PREPA has requested an increase to the current allocation for the HoldCo and HydroCo budgets while pointing to the use of alternate funding sources outside of rates to enable such an increase. Among the funding sources listed by PREPA are: FEMA (Federal Emergency Management Agency) reimbursements; “bad debt recoveries” (i.e., recoveries of settlements between PREPA and certain instrumentalities over legacy unpaid receivables); and insurance settlements. The oversight board said it supports PREPA’s efforts to identify and obtain these funding sources.
“It should be noted that the PREPA FY24 certified budget already includes a cash funding bridge to fill the FY24 budget gap,” the letter said. “Therefore, PREPA’s request raises concerns that current revenues may be insufficient to adequately fund the utility’s (including GenCo, GridCo, HoldCo and HydroCo) operations and maintenance requirements.”
As such, while PREPA may raise certain costs that are not currently reflected in its budget, that does not mean that all requests it has presented are necessary, justified, supported in the record, and essential, the oversight board noted. Determinations of budgets are based on demonstrated need and reasonableness of the costs proposed to satisfy that need and not on the amount of funds on hand, the board added.

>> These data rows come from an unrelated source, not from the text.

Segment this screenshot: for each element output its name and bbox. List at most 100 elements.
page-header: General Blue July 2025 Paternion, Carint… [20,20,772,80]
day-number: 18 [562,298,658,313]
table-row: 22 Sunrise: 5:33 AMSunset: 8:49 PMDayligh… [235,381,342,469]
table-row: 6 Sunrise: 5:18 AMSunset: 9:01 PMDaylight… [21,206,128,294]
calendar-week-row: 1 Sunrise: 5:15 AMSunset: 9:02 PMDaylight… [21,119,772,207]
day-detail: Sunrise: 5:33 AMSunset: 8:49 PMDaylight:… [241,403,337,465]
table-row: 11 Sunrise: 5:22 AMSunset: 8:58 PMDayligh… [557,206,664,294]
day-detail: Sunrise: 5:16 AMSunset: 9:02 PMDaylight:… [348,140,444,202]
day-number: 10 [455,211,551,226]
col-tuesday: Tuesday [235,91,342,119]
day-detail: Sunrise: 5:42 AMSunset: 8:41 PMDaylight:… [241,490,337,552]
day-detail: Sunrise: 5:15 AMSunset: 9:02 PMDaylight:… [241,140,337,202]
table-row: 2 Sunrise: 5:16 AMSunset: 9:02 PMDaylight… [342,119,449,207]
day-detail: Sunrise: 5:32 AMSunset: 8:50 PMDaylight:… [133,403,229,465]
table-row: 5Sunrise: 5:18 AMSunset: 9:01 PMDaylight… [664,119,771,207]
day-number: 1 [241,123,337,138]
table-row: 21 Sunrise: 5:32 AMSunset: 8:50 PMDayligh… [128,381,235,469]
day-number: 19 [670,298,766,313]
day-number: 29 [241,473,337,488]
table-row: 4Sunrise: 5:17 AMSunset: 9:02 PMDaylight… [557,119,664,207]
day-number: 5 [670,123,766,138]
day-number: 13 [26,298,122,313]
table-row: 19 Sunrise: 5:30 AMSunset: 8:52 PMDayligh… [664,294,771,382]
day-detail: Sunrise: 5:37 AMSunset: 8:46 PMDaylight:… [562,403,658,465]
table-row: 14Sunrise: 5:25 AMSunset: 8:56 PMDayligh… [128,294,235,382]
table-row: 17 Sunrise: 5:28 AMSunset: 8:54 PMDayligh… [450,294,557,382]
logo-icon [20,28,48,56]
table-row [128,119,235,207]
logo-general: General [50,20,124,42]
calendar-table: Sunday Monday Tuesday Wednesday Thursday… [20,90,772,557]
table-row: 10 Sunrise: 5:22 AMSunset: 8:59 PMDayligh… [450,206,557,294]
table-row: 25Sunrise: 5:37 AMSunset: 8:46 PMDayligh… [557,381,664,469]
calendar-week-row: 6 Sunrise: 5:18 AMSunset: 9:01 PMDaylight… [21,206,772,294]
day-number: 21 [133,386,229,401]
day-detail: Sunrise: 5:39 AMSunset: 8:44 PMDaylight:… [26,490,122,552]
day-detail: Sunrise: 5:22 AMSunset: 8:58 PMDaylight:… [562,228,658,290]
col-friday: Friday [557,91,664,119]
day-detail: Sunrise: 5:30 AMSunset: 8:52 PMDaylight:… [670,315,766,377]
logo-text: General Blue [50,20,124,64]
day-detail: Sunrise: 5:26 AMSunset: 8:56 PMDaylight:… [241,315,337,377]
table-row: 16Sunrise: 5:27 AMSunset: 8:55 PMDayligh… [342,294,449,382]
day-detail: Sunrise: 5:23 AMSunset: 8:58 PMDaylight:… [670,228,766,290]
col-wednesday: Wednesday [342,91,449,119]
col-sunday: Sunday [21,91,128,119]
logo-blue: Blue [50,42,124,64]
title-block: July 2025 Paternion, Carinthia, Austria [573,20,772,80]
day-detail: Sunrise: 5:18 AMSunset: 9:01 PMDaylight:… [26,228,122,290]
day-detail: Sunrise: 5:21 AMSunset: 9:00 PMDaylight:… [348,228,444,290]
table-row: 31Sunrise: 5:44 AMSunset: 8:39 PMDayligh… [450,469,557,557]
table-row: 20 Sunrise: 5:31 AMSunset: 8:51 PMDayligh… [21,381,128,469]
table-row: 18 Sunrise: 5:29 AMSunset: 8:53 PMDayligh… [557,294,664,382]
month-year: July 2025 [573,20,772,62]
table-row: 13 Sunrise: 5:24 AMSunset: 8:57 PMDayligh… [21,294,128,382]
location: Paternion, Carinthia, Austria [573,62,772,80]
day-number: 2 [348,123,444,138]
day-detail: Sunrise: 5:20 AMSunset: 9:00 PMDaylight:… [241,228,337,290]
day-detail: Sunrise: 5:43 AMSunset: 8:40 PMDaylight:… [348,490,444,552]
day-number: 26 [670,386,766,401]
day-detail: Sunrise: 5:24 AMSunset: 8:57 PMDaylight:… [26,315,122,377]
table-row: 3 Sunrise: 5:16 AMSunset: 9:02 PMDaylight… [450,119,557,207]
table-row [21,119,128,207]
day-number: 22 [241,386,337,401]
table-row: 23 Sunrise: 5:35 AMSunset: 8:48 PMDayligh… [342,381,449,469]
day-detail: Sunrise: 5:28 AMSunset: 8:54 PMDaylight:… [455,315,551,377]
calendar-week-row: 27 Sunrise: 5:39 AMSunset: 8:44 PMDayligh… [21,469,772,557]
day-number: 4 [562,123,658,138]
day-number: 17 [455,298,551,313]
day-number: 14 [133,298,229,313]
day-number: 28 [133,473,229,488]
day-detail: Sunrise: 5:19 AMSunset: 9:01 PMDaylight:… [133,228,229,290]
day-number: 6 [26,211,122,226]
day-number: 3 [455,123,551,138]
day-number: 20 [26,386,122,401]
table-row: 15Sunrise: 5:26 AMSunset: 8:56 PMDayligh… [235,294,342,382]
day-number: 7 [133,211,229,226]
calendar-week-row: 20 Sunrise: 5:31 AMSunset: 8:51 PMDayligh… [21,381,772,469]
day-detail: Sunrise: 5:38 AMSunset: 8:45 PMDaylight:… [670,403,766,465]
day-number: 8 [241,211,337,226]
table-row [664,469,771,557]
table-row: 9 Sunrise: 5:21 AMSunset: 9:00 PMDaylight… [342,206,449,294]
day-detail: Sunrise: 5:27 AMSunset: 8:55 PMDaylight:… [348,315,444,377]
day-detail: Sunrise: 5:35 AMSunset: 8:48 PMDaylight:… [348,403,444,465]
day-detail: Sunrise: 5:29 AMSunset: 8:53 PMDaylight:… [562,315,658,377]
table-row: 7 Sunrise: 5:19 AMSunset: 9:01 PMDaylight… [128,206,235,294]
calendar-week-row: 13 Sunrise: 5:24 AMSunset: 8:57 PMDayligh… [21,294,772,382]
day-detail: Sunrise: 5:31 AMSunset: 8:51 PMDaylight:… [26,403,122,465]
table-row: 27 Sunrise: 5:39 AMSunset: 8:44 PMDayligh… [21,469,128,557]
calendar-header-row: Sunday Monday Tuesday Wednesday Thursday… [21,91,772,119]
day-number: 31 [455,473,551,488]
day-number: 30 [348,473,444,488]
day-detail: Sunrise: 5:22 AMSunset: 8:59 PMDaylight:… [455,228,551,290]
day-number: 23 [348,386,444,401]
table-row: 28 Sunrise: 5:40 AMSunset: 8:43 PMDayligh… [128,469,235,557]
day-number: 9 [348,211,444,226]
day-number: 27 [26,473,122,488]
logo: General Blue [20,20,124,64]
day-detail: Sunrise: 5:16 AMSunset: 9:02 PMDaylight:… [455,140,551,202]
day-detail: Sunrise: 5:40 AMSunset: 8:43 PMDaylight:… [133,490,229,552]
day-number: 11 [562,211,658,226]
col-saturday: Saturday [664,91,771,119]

“Most one-time funds received in the first two categories mentioned in PREPA’s request (FEMA reimbursements and bad debt recoveries) have been committed to other priorities over the coming months and are thus largely unavailable for PREPA’s other purposes,” the oversight board said. “This makes it essential for PREPA to finalize its proposed insurance settlements and to identify and certify the amount of money it will receive from these sources. As we understand it, the majority of the settlement amounts for Hurricane Maria recoveries have already been paid to PREPA over the years.”
Moreover, PREPA must identify the amount of the new money that will be considered unrestricted and how its use will affect its cash flows, the board said. PREPA’s cash flow reports are occasionally of concern given how low cash levels can go, due to the lagging nature of quarterly rider reconciliations, requests for reimbursements, and occasionally due to collections, it said.
Use of one-time cash inflows (that are not necessary for liquidity) should generally be prudently tied to one-time expenses or, on an exceptional basis, as a bridge during a transition period, the oversight board pointed out.
“That bridge, however, must lead to solid ground,” the board said. “In this instance such solid ground is either a recurring funding source or a reduction in expenses, on which the entity can continue to firmly walk on thereafter. Therefore, any recurring expenses funded through one-time cash inflows should only be done temporarily and shortly thereafter receive a recurring funding source or be eliminated entirely. Otherwise, the entity runs the risk of operational deficits in the mid to long term.”